Sie planen Sitzplätze für zwei Personen, auf denen sie nach einem langen Fahrtag auch bequem die Beine hochgelegen können. Gleichzeitig entsteht so auch etwas Platz für Gäste. Ein Kühlschrank kann nie groß genug sein. Wegen der Energieeffizienz wird eine Kühlbox gewählt. Für die begeisterten Hobbyköche darf neben dem Herd innen die Gaststeckdose für einen Außenkocher nicht fehlen. Durch eine mehrstufige Filteranlage kann auch aus schmutzigem Wasser Trinkwasser gewonnen werden. Solarpanele sowie die Kapazität von drei Autobatterien decken den Energiebedarf von fünf Tagen – bei Sonnenschein auch bis in die Unendlichkeit. Über einen Transformator ist stets 220 Volt an Bord, so dass Geräte wie Laptops, Kameras, E-Reader und Handys jederzeit und überall geladen werden können.

Ihr persönliches Highlight ist ein riesiges Klappdach, das sich in Sekundenschnelle aufstellen lässt und den Raum über Wohnbereich und Bett um ein Vielfaches erweitert. So kann heiße Luft besser nach oben entweichen. Nachts können, zum Beispiel in unsicheren Gegenden, die Fenster geschlossen bleiben, während große Lüftungsöffnungen im Zeltstoff für optimale Belüftung sorgen.

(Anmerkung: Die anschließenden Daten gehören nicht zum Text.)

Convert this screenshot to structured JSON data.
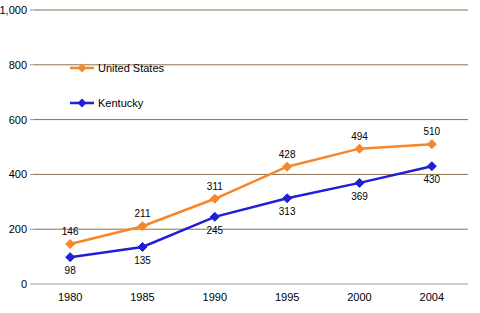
{
  "chart_data": {
    "type": "line",
    "categories": [
      "1980",
      "1985",
      "1990",
      "1995",
      "2000",
      "2004"
    ],
    "series": [
      {
        "name": "United States",
        "color": "#f7862a",
        "marker": "diamond",
        "values": [
          146,
          211,
          311,
          428,
          494,
          510
        ]
      },
      {
        "name": "Kentucky",
        "color": "#1f1fd6",
        "marker": "diamond",
        "values": [
          98,
          135,
          245,
          313,
          369,
          430
        ]
      }
    ],
    "ylim": [
      0,
      1000
    ],
    "yticks": [
      0,
      200,
      400,
      600,
      800,
      {
        "value": 1000,
        "label": "1,000"
      }
    ],
    "grid": true,
    "legend": "top-left",
    "data_labels": true
  }
}
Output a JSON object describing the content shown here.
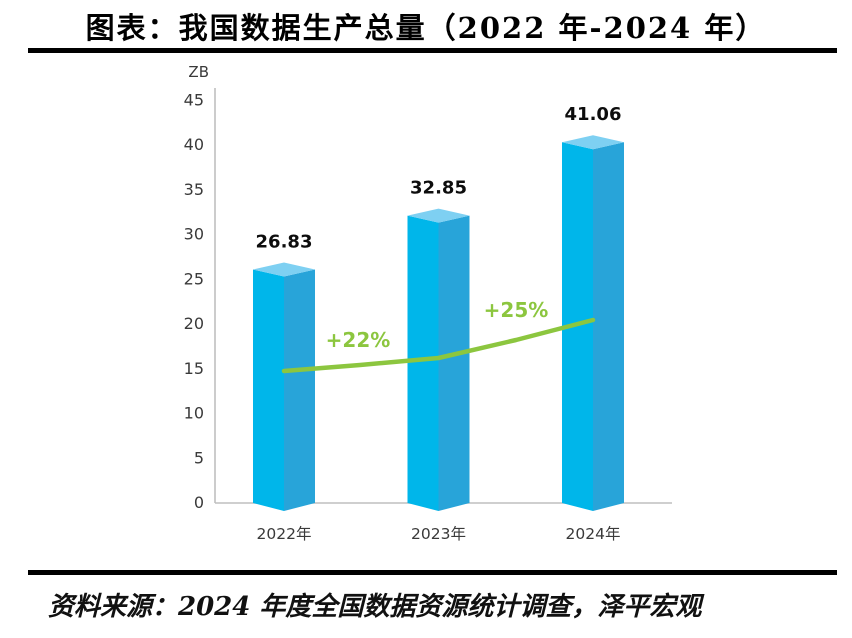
{
  "title": "图表：我国数据生产总量（2022 年-2024 年）",
  "source": "资料来源：2024 年度全国数据资源统计调查，泽平宏观",
  "chart_data": {
    "type": "bar",
    "title": "图表：我国数据生产总量（2022 年-2024 年）",
    "unit_label": "ZB",
    "categories": [
      "2022年",
      "2023年",
      "2024年"
    ],
    "values": [
      26.83,
      32.85,
      41.06
    ],
    "value_labels": [
      "26.83",
      "32.85",
      "41.06"
    ],
    "growth_labels": [
      "+22%",
      "+25%"
    ],
    "growth_values_pct": [
      22,
      25
    ],
    "ylim": [
      0,
      45
    ],
    "ytick_step": 5,
    "yticks": [
      0,
      5,
      10,
      15,
      20,
      25,
      30,
      35,
      40,
      45
    ],
    "grid": false,
    "legend": "none",
    "colors": {
      "bar_left": "#00b6ea",
      "bar_right": "#28a4d9",
      "bar_top": "#7ed0f2",
      "growth_line": "#8cc63f",
      "axis": "#bfbfbf",
      "value_text": "#0d0d0d",
      "tick_text": "#3a3a3a"
    }
  }
}
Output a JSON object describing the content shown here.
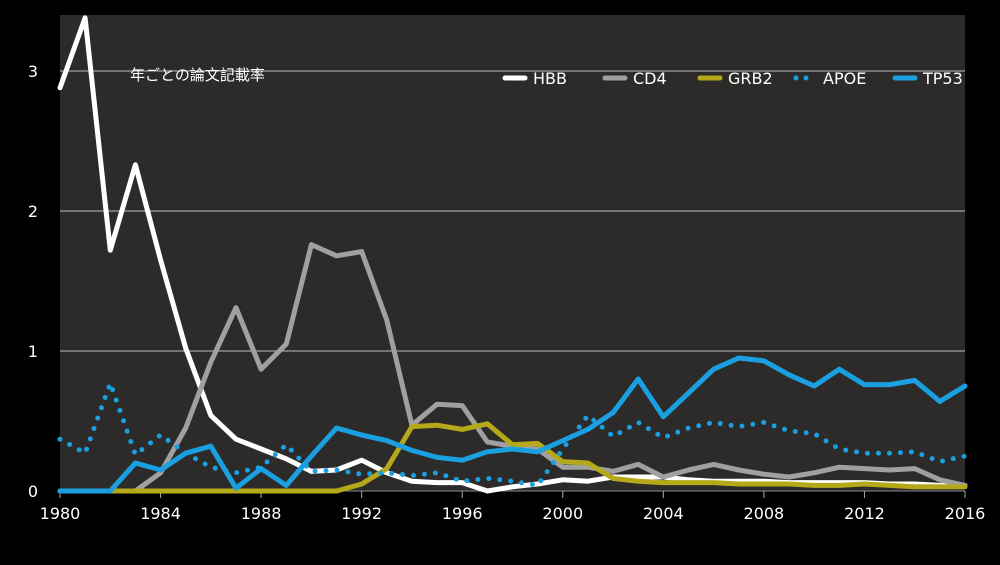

Auf eines verzichten sie bewusst: auf zu viel Stauraum. Sie haben weder große Küchenschränke, Kleiderschränke noch Hängeschränke. Keine Boxen für Fahrräder, keine Außenstaufächer für Werkzeuge und Ersatzteile. Die Staufläche ist spartanisch, doch dadurch erzielen sie für ein Fahrzeug dieser Größe ein überraschend luftiges Raumgefühl.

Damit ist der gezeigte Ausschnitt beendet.